Ex-«étoile montante» du parti Les Républicains avant d’être sacré une première fois ministre sous Emmanuel Macron, à Bercy, Gérald Darmanin est nommé, ce lundi 6 juillet 2020, ministre de l’Intérieur dans le premier gouvernement de Jean Castex, en remplacement de Christophe Castaner.

Auparavant ministre de l’Action et des comptes publics, ce jeune homme politique (37 ans), s’est toujours défini comme «un Gaulliste social».

Une caractéristique qu’il avait tenu à rappeler, en 2017, lors de sa prise de fonction à Bercy, lui dont le profil correspondait, en tous points, à l’un de ceux recherchés par Emmanuel Macron après sa victoire à la présidentielle.

A l’époque, Gérald Darmanin n’avait d’ailleurs pas caché sa volonté de rejoindre l’équipe du président élu, en ayant été à l’origine notamment d’un mémorable appel diffusé par vingt-deux élus de droite prêts à «répondre à la main tendue par le Président de la République», suite à la nomination d’Edouard Philippe au poste de Premier ministre.

Nommé ministre de l’Action et des Comptes publics le 17 mai 2017, poste qu’il va donc désormais quitter, il a adhéré à la République en marche (LREM) dans la foulée de sa première nomination, après avoir été exclu des Républicains, lui qui était considéré jusqu’alors comme l’un de ceux à même d’incarner la nouvelle génération de la formation de droite.

Des origines modestes

Né à Valenciennes le 11 octobre 1982, d’un père tenancier de bar et d’une mère concierge et femme de ménage à la Banque de France, Gérald Darmanin est issu d’une famille métissée.
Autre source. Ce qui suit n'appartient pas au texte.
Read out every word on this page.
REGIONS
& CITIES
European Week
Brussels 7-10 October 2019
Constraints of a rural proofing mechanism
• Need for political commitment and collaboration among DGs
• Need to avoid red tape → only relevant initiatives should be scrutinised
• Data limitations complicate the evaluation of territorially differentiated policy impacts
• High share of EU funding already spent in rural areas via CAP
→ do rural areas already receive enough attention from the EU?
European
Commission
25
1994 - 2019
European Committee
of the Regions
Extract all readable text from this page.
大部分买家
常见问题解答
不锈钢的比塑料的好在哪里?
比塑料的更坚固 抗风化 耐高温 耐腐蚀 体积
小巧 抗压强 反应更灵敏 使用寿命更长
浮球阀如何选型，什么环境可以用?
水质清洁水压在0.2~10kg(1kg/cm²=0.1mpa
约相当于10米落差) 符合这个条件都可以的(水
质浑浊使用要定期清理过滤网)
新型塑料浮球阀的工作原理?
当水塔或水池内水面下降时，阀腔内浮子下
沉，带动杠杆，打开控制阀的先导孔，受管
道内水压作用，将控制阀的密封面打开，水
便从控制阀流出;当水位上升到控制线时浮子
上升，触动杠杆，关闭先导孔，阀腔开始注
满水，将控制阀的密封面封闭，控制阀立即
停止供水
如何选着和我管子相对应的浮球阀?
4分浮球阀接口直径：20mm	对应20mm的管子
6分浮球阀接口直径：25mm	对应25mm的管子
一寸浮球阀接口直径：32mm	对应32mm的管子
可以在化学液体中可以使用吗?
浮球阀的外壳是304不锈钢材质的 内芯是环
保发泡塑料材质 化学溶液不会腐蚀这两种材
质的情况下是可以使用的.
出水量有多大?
Son grand-père maternel, d’origine algérienne, avait participé à la guerre d’Algérie au sein de l’armée française. C’est ce dernier, survivant de la bataille de Monte Cassino en 1944, qui a transmis à son petit-fils la fibre Gaulliste, ainsi que son deuxième prénom, «Moussa». Son grand-père paternel était, lui, un juif maltais.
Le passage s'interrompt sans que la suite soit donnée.